Sans Superellipse Delot 3 is a regular weight, normal width, monoline, italic, normal x-height font.
Keywords: ui labels, branding, logotypes, headlines, posters, futuristic, technical, sporty, sleek, retro-tech, modernize geometry, add speed, interface clarity, distinct signature, rounded, squarish, clean, geometric, aerodynamic.
A slanted, monoline sans built from rounded-rectangle and superellipse-like forms, giving counters and bowls a soft squareness. Corners are consistently radiused, terminals are smooth and often horizontally clipped, and curves transition into straights with a controlled, engineered feel. Proportions skew wide in several glyphs, with open apertures and compact counters that keep strokes evenly paced in text.

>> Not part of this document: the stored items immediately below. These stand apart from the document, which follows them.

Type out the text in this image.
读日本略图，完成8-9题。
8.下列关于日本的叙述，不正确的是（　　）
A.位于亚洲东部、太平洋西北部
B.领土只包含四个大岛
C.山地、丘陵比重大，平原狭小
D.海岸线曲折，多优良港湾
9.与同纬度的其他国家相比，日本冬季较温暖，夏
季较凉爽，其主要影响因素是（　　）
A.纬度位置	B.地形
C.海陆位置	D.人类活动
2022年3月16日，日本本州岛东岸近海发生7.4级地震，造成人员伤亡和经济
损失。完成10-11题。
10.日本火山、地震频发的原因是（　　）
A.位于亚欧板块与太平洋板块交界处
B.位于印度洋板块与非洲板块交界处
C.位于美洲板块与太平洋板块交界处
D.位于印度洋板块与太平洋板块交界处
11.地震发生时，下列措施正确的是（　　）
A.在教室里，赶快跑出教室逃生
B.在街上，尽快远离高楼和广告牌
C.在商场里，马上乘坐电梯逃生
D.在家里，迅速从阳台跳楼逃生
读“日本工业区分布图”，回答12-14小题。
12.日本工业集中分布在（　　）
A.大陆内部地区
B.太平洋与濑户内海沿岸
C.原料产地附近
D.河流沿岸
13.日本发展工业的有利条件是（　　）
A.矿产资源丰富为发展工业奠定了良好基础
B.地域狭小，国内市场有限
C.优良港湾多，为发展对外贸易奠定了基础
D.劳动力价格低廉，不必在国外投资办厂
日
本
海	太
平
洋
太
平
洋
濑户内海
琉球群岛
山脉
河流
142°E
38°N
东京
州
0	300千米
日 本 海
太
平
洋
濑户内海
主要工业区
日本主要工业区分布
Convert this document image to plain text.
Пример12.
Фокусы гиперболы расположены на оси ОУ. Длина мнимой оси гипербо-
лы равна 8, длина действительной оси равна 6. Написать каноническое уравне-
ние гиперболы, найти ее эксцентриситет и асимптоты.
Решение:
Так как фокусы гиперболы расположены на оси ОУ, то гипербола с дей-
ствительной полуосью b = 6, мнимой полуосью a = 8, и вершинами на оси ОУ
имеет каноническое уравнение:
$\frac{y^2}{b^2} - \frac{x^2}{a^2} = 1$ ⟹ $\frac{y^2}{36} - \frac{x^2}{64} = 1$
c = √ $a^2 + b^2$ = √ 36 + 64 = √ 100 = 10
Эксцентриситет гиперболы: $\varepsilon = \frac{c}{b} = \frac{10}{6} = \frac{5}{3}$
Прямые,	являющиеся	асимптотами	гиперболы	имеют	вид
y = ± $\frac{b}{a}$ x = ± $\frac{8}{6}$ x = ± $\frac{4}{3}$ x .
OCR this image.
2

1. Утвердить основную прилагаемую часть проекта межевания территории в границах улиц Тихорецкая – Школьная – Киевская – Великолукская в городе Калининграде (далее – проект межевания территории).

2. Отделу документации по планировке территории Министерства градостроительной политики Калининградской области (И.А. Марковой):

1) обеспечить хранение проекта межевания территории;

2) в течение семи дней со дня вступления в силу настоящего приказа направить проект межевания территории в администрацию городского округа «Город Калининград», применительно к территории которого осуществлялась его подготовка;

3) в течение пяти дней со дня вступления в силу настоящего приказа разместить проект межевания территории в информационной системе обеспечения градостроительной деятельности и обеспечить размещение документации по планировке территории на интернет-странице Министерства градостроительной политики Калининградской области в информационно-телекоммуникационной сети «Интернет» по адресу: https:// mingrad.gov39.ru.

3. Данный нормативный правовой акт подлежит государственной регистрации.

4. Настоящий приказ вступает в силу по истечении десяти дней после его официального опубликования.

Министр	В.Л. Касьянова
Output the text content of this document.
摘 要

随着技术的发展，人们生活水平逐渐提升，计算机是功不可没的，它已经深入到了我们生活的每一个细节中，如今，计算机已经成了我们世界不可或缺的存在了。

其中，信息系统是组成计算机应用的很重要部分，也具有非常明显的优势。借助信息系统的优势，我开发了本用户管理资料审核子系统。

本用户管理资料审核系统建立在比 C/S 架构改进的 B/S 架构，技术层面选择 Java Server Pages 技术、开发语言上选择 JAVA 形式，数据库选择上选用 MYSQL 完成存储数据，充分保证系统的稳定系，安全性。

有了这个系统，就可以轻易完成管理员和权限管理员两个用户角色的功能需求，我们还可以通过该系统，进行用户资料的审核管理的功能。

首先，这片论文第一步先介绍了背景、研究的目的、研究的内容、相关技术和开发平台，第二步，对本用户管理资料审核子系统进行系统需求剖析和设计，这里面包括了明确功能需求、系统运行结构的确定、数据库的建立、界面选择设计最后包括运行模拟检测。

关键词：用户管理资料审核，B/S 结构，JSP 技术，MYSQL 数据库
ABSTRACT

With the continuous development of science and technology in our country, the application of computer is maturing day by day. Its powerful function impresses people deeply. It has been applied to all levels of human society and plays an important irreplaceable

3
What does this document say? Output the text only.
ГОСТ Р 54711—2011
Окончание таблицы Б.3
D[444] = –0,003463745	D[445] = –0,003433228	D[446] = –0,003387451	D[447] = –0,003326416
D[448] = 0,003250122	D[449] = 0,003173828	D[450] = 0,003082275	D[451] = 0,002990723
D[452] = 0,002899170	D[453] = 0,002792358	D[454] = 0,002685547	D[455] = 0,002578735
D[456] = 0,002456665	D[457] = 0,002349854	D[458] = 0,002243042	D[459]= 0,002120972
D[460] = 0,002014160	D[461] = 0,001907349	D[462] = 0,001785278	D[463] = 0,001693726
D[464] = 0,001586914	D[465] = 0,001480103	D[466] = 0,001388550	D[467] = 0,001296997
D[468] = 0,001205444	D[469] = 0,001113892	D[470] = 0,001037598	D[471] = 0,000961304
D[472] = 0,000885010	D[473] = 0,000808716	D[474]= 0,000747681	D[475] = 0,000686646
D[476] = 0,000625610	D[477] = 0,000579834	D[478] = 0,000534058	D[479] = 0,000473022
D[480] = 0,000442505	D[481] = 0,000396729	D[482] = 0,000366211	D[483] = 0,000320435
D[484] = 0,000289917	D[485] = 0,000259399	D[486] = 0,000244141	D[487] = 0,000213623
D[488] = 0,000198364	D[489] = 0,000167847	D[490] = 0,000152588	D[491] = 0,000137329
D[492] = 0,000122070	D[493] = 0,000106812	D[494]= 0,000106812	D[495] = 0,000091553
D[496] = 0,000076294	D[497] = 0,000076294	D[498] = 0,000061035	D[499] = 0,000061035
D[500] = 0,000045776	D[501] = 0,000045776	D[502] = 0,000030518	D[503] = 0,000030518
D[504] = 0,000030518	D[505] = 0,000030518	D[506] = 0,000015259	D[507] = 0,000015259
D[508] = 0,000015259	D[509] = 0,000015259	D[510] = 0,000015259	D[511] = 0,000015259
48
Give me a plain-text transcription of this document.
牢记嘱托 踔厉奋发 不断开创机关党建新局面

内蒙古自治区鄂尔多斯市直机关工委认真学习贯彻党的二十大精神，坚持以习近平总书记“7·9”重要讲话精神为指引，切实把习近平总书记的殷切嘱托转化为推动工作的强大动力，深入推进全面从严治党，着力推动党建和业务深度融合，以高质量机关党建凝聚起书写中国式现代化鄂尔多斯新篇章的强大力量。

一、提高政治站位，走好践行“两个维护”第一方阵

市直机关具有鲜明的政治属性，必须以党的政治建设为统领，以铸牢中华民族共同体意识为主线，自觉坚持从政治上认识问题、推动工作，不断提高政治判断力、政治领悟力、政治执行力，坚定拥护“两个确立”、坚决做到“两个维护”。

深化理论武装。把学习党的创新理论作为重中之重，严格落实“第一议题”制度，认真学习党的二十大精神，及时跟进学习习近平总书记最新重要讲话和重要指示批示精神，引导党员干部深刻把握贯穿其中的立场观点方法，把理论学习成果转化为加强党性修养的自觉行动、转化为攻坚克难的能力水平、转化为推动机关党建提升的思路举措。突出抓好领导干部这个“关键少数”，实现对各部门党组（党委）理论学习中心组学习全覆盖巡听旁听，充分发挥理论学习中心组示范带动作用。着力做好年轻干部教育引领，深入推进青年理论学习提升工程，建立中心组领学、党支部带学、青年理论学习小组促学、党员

The figures mirror the same rounded-square logic, with a rectangular zero and simplified, streamlined joins throughout.
This style is well suited to technology branding, product identities, and UI/UX labeling where a sleek, engineered voice is desired. It also performs well in short headlines and display settings, particularly for automotive, gaming, sportswear, and futuristic editorial themes where the rounded-square geometry can carry the visual personality.
The overall tone is modern and forward-leaning, with a sporty, tech-oriented cadence. Its rounded-square geometry reads friendly but purposeful, evoking interfaces, instrumentation, and late-20th-century sci‑fi design cues rather than warmth or informality.
The design appears intended to merge geometric clarity with a softened, superelliptical construction, producing a streamlined italic sans with strong, contemporary character. Its consistent rounding and simplified terminals suggest an aim for clean reproduction across digital and print contexts while maintaining a distinctive, tech-forward signature.
Distinctive rounded-rect bowls and squared curves create strong silhouette recognition, especially in capitals and numerals. The italic angle is moderate and consistent, and the lowercase maintains a tidy, understated rhythm that favors clarity over calligraphic contrast.